How does `scatter_add` work?

shinyeyes · July 9, 2019, 10:34am

Hi,

I’m bit puzzled on how scatter_add(https://pytorch.org/docs/stable/tensors.html#torch.Tensor.scatter_add_) works.

Problem

Why can’t I reproduce the same result with for-loops?

self[index[i][j][k]][j][k] += other[i][j][k]  # if dim == 0
self[i][index[i][j][k]][k] += other[i][j][k]  # if dim == 1
self[i][j][index[i][j][k]] += other[i][j][k]  # if dim == 2

Examples

I’m testing the method progressively starting from a

1-D tensor.

a = tf.Variable([1,2,3], dtype=tf.float32)
b = torch.tensor([1,2,3], dtype=torch.float32)

indices = np.array([0,0,1,2,1,0,2], dtype=np.int)
updates = np.array(list(range(len(indices))), dtype=np.float32)

b.scatter_add(0, torch.from_numpy(indices), torch.from_numpy(updates))
# tensor([ 7.,  8., 12.])

2-D tensor.

array = np.array([
    [1,2,3],
    [4,5,6]
], dtype=np.float32)

b = torch.tensor(array, dtype=torch.float32)

indices = np.array([
    [0,0], [0,1]
], dtype=np.int)
updates = np.array(
    [[1,2], [3,4]], 
    dtype=np.float32)

Here I run into an error:

b.scatter_add(0, torch.from_numpy(indices), torch.from_numpy(updates))

# Isn't the above the same as below?
for i in range(2):
    for j in range(2):
        b[indices[i,j]][j] += updates[i,j]
        
# tensor([[5., 4., 3.],
#         [4., 9., 6.]])

The following does not raise an error:

b.scatter_add(1, torch.from_numpy(indices), torch.from_numpy(updates))
# tensor([[11.,  4.,  3.],
#         [10., 17.,  6.]])


# However, the result is not as same as 
for i in range(2):
    for j in range(2):
        b[i, indices[i,j]] += updates[i,j]
# tensor([[ 8.,  4.,  3.],
#         [ 7., 13.,  6.]])

Thanks!

shinyeyes · July 9, 2019, 10:39am

Plus, is scatter_add compatible with tf.scatter_add(https://www.tensorflow.org/api_docs/python/tf/scatter_add)?

ptrblck · July 9, 2019, 11:19am

The second example yields the same result on my machine.
Could you make sure to reinitialize b and check the result again?
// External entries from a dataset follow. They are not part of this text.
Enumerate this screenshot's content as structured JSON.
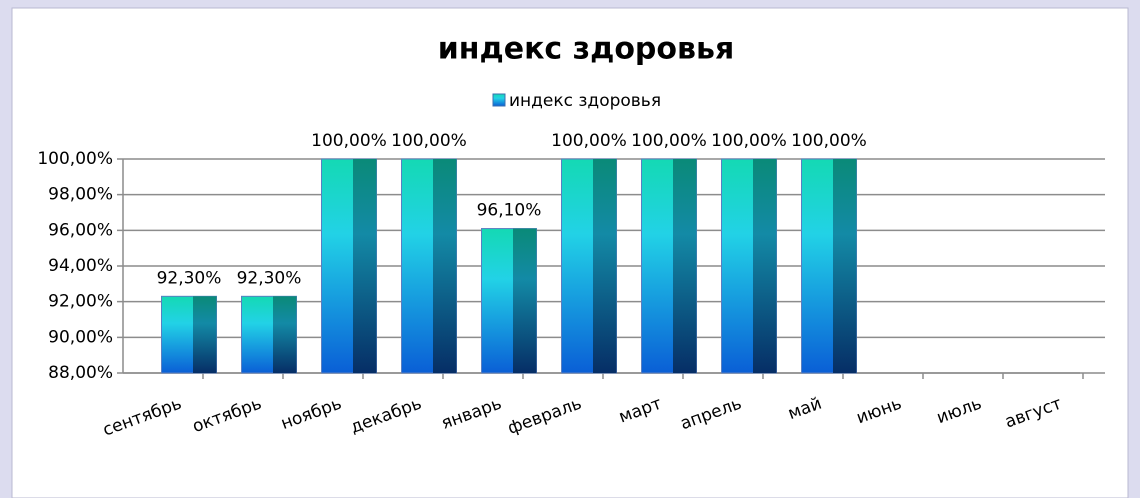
{
  "chart_data": {
    "type": "bar",
    "title": "индекс здоровья",
    "categories": [
      "сентябрь",
      "октябрь",
      "ноябрь",
      "декабрь",
      "январь",
      "февраль",
      "март",
      "апрель",
      "май",
      "июнь",
      "июль",
      "август"
    ],
    "series": [
      {
        "name": "индекс здоровья",
        "color": "#1fb8e0",
        "values": [
          92.3,
          92.3,
          100,
          100,
          96.1,
          100,
          100,
          100,
          100,
          null,
          null,
          null
        ],
        "value_labels": [
          "92,30%",
          "92,30%",
          "100,00%",
          "100,00%",
          "96,10%",
          "100,00%",
          "100,00%",
          "100,00%",
          "100,00%",
          null,
          null,
          null
        ]
      }
    ],
    "ylim": [
      88,
      100
    ],
    "yticks": [
      {
        "value": 88,
        "label": "88,00%"
      },
      {
        "value": 90,
        "label": "90,00%"
      },
      {
        "value": 92,
        "label": "92,00%"
      },
      {
        "value": 94,
        "label": "94,00%"
      },
      {
        "value": 96,
        "label": "96,00%"
      },
      {
        "value": 98,
        "label": "98,00%"
      },
      {
        "value": 100,
        "label": "100,00%"
      }
    ],
    "grid": true,
    "legend": "top"
  }
}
The first call raises an error, since you have a dimension mismatch.
If you expand indices and updates, the code will also return the same values:

array = np.array([[1,2,3],
                  [4,5,6]],
                 dtype=np.float32)

b = torch.tensor(array, dtype=torch.float32)

indices = np.array([[0,0,0],
                    [0,1,1]],
                    dtype=np.int)
updates = np.array([[1,2,3],
                    [4,5,6]], 
                   dtype=np.float32)

print(b.scatter_add(0, torch.from_numpy(indices), torch.from_numpy(updates)))

for i in range(2):
    for j in range(3):
        b[indices[i,j]][j] += updates[i,j]
print(b)

> tensor([[ 6.,  4.,  6.],
          [ 4., 10., 12.]])
> tensor([[ 6.,  4.,  6.],
          [ 4., 10., 12.]])

shinyeyes · July 9, 2019, 11:27am

I see. So for a 2-D tensor of shape (x, y), y has to be the same for all tensors involved in.

shinyeyes · July 10, 2019, 11:42am

As of PyTorch 1.1.0 and TF 1.14.0, their logic for scatter_add differ. So I just created a custom ops in TF for my project.